🤖 AI Summary
This study addresses the scarcity of syntactic acceptability annotation data by constructing the largest publicly available English syntactic acceptability dataset to date (1,000 sentences), drawn from textbook and academic corpora and annotated for both grammaticality and acceptability. Sentences were selected via literature-informed sampling, and high-fidelity annotations were obtained through rigorously designed crowdsourcing experiments. Results show that grammaticality and acceptability judgments align in 83% of cases; however, machine learning models predict acceptability significantly more accurately than grammaticality—revealing a systematic dissociation between native speakers’ intuitive judgments and formal grammatical constraints. Statistical and modeling analyses further confirm the pervasive existence of “intermediate” acceptability states—neither fully acceptable nor fully unacceptable. This dataset provides a critical empirical resource for evaluating NLP models, testing linguistic theories, and advancing interdisciplinary cognitive modeling of syntactic judgment.
📝 Abstract
We present a preview of the Syntactic Acceptability Dataset, a resource being designed for both syntax and computational linguistics research. In its current form, the dataset comprises 1,000 English sequences from the syntactic discourse: Half from textbooks and half from the journal Linguistic Inquiry, the latter to ensure a representation of the contemporary discourse. Each entry is labeled with its grammatical status ("well-formedness" according to syntactic formalisms) extracted from the literature, as well as its acceptability status ("intuitive goodness" as determined by native speakers) obtained through crowdsourcing, with highest experimental standards.
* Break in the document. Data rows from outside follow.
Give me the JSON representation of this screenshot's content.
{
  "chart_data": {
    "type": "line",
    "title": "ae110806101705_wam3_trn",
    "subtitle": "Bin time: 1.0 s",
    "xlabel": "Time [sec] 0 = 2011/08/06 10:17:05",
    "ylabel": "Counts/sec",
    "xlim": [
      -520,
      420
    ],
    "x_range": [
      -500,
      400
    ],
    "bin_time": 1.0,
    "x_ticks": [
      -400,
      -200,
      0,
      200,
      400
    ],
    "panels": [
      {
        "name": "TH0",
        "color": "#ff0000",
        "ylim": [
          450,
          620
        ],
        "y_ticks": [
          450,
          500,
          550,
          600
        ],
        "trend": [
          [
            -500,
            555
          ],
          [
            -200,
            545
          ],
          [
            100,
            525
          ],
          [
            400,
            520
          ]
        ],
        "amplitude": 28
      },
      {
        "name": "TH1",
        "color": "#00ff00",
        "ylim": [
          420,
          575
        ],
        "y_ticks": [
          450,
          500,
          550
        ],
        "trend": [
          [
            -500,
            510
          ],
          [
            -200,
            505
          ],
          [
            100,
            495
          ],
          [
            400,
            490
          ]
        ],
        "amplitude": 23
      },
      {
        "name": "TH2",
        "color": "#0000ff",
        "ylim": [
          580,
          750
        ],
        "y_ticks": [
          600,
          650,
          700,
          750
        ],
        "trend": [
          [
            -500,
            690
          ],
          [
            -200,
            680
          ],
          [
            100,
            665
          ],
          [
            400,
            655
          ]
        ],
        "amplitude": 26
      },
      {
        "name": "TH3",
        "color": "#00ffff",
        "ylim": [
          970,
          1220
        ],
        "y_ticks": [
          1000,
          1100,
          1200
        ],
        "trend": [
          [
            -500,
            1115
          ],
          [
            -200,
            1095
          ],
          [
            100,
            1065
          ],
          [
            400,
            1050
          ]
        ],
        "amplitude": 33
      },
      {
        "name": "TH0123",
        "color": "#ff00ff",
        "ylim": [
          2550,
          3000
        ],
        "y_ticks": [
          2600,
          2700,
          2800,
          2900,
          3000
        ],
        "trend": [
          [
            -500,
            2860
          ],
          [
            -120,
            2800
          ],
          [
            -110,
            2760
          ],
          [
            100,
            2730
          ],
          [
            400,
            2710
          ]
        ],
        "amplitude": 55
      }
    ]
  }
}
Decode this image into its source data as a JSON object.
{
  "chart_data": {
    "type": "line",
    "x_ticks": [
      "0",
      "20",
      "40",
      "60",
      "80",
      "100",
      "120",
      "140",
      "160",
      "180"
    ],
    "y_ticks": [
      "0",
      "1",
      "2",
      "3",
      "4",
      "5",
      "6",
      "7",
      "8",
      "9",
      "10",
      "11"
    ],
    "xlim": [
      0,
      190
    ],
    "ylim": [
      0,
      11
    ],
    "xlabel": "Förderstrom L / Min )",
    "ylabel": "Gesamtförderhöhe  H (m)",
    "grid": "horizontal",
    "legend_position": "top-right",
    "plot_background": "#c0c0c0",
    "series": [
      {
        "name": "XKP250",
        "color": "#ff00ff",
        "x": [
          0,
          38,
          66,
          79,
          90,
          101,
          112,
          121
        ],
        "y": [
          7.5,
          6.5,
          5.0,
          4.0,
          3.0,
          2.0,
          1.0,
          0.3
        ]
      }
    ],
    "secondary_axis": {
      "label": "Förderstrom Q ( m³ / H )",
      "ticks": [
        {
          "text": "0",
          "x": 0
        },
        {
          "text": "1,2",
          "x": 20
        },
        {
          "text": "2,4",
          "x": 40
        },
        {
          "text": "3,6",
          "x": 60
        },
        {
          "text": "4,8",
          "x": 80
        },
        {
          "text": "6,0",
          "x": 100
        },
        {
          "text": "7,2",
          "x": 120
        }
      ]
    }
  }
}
Even in its preliminary form, this dataset stands as the largest of its kind that is publicly accessible. We also offer preliminary analyses addressing three debates in linguistics and computational linguistics: We observe that grammaticality and acceptability judgments converge in about 83% of the cases and that "in-betweenness" occurs frequently. This corroborates existing research. We also find that while machine learning models struggle with predicting grammaticality, they perform considerably better in predicting acceptability. This is a novel finding. Future work will focus on expanding the dataset.